Luna
C'est en levant les yeux que j'ai trouvé l'Amie
Qu'ici-bas mon regard rechercha vainement ;
Elle est venue à moi quand j'étais endormie
Et mon rêve a grandi sous son rayonnement.
Vous la voyez passer, bruissantes feuillées,
Elle répand sur vous son sourire indulgent,
Et durant les combats des nocturnes veillées
Pour elle tous mes pleurs sont des perles d'argent.
Elle porte un habit tissé de clartés blanches
Et traîne dans ses plis d'indicibles douceurs.
Elle connaît les nids blottis au sein des branches
Et les noms fabuleux des étoiles, ses soeurs.
Elle incline sur moi la tendresse touchante
D'une mère qui berce un enfant favori,
Et quand, dans la douleur, comme un cygne je chante.
Elle écoute en silence et n'a jamais souri.
Lorsqu'elle vient à moi sur les vagues houleuses.
La grande paix des eaux lui conte son secret ;
Son cortège est l'essaim des pâles nébuleuses
Et l'ombre m'envahit lorsqu'elle disparaît.

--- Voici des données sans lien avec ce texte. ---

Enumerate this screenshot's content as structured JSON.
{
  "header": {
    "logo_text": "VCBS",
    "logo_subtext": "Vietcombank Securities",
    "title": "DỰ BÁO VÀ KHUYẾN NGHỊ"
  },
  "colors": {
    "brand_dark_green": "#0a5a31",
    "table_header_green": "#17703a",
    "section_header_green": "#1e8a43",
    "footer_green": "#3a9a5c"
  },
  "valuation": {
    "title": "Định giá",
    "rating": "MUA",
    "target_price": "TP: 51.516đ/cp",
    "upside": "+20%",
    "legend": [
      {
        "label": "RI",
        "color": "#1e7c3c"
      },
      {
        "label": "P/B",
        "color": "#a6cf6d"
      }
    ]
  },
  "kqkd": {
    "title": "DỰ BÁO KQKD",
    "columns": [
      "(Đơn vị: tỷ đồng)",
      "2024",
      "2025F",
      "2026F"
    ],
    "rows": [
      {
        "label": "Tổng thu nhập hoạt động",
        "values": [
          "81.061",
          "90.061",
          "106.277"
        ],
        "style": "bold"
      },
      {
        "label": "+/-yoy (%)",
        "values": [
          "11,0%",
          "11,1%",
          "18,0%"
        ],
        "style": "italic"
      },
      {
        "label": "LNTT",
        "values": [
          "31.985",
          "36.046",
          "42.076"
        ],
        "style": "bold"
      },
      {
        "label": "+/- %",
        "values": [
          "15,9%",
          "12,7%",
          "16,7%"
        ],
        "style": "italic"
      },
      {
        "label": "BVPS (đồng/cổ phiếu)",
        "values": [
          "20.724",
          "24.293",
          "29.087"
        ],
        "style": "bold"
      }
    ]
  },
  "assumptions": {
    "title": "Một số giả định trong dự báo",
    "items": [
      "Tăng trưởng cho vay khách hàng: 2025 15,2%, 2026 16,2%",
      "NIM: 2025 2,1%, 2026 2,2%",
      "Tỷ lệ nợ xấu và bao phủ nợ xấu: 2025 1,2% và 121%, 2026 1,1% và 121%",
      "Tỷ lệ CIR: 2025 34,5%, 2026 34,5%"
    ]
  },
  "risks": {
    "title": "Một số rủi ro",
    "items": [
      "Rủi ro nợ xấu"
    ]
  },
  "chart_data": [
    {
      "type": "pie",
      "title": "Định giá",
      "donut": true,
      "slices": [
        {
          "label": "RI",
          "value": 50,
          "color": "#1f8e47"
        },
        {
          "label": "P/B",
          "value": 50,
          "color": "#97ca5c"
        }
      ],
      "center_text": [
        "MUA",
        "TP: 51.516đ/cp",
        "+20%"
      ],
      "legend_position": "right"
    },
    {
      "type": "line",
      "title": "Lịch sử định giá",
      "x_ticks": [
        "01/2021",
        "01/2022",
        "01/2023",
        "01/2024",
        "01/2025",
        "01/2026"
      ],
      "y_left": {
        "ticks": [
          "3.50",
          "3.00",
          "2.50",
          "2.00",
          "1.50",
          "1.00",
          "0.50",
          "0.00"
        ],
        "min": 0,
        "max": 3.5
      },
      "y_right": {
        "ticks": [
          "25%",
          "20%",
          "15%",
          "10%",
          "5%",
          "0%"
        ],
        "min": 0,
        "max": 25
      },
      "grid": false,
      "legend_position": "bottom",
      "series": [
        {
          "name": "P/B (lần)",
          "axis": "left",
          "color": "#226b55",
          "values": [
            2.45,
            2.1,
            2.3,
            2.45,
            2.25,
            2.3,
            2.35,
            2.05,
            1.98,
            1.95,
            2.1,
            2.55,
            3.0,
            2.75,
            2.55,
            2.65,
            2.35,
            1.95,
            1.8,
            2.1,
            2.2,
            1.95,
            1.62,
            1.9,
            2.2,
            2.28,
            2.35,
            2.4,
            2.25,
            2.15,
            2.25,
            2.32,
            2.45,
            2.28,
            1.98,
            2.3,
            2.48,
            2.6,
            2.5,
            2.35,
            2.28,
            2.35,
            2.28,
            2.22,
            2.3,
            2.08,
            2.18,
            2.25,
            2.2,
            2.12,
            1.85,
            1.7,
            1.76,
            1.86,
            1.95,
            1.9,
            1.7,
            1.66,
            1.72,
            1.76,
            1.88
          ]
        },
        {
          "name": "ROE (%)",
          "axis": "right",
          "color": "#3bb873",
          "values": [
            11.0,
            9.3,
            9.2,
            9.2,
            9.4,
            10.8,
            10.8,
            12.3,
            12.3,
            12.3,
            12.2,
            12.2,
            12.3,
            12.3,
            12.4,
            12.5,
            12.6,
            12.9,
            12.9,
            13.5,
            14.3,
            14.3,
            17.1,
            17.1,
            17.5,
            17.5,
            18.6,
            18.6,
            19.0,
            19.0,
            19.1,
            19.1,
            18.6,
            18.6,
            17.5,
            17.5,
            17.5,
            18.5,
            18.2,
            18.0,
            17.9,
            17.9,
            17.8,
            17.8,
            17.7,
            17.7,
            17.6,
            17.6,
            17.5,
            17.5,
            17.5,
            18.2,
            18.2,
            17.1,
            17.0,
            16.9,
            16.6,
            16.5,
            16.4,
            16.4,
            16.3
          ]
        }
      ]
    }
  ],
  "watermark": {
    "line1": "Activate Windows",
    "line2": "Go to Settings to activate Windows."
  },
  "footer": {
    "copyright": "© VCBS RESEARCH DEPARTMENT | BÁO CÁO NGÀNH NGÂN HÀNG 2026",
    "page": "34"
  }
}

Elle est la soeur du rêve et l'idéale amie
Qui ne me parle pas d'un monde que je fuis
Et laisse retomber mes heures d'insomnie
Comme des gouttes d'or dans la coupe des nuits.
Loin d'elle, chaque soir, je guette sa venue ;
Quand elle ne vient pas j'ai des pleurs dans la voix.
Et les chaudes lueurs d'une flamme inconnue
S'allument dans mes yeux lorsque je la revois.
Je ne croiserai point ses pas sur cette terre,
Car le Maître éternel a tracé son chemin,
Elle doit, en tout temps, graviter, solitaire,
Et jamais, non jamais, je n'étreindrai sa main.
Quand loin de sa clarté j'ai la mélancolie,
Elle vient, à pas lents, au cours de mon sommeil,
Jeter, en souvenir du pacte qui nous lie,
Dans les sentiers d'azur son anneau d'or vermeil.
Dans l'ombre de l'exil, où j'ai vécu, farouche,
Son regard infini partout me poursuivait.
Et lorsqu'elle venait prier près de ma couche.
J'ai cru voir la Pairie assise à mon chevet.
Fidèle jusqu'au bout à sa tendresse fière,
Elle seule viendra dans la nuit de l'oubli
Traîner ses voiles blancs au fond du cimetière
Et baiser sur la croix mon petit nom pâli.